Tierra de nuestras madres | Crítica

Fábula de la España vaciada

Saturnino García en una imagen del filme.

Saturnino García en una imagen del filme.

Es insólito encontrar en la cartelera una película como esta Tierra de nuestras madres que se propone abierta y valientemente como fábula satírica sobre esa España vaciada, aquí en un pueblo en mitad del secarral manchego, pero sobre todo, que viene hecha a partir de la complicidad con los viejos y lugareños que participan en ella como trasuntos de ellos mismos o arquetipos (documentados) de esas gentes de pueblo que se mantienen fieles a las tradiciones, al habla y los rituales locales o a un espíritu de resistencia contra esas adversidades y efectos de la (pos)modernidad que los empujan a marcharse o cambiar sus costumbres.

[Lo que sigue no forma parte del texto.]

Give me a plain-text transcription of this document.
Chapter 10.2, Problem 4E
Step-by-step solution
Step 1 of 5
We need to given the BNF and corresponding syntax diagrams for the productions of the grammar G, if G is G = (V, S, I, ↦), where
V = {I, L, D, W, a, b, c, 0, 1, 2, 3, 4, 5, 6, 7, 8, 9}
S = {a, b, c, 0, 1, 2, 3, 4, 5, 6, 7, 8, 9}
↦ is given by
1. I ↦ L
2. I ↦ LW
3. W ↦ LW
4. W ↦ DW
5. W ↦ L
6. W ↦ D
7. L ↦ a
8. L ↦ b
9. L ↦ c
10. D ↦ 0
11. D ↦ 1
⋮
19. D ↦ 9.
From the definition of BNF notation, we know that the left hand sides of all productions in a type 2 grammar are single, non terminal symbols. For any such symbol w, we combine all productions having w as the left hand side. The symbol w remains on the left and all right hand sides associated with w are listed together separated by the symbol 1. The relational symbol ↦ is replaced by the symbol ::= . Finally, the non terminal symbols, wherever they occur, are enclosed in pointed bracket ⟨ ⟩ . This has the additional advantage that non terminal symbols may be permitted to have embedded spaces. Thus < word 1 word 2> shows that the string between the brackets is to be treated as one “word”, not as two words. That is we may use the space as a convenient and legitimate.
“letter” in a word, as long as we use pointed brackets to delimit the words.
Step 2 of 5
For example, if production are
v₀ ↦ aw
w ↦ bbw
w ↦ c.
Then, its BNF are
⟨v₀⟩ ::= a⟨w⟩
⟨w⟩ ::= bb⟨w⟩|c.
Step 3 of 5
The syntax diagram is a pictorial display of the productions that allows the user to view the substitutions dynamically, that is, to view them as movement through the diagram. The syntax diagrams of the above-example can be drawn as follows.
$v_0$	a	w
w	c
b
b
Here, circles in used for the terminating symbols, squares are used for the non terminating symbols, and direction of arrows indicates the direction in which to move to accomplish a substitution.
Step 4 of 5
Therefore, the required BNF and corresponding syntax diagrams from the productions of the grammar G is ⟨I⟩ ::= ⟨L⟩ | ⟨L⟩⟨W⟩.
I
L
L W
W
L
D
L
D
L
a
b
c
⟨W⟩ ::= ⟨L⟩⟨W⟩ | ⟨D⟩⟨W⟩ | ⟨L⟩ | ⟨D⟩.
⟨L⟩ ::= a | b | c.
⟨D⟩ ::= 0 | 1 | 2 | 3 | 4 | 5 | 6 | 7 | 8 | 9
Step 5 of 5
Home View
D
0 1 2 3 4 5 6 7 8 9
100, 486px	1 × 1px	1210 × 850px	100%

En su blanco y negro digital y panorámico, con un estupendo Saturnino García haciendo de una particular vieja del visillo que vende sal de higuera y trafica con medicamentos, y ¡narrada por una cabra!, el filme de Liz Lobato aspira a capturar esencias rurales y culturales en vías de extinción al tiempo en que satiriza a políticos, funcionarios, fuerzas del orden o inversores extranjeros, aquí venidos de China, movidos por un común afán especulativo.

En su estructura coral y episódica, su amable tipismo y su crónica de un fracaso anunciado, la película deviene a veces un simpático Bienvenido Mr. Marshall actualizado cuyo mayor mérito es precisamente ese carácter integrador de lo popular y lo político y ese guiño a lo amateur en una fórmula que se resiente empero de falta de ritmo, un exceso de música y sentido de la medida. Peros aceptables para un filme extraño y a contracorriente que conecta con cierto espíritu de la época y busca su singularidad para hablar del aquí y ahora inspirado en el humor, la picaresca y cierto surrealismo esperpéntico.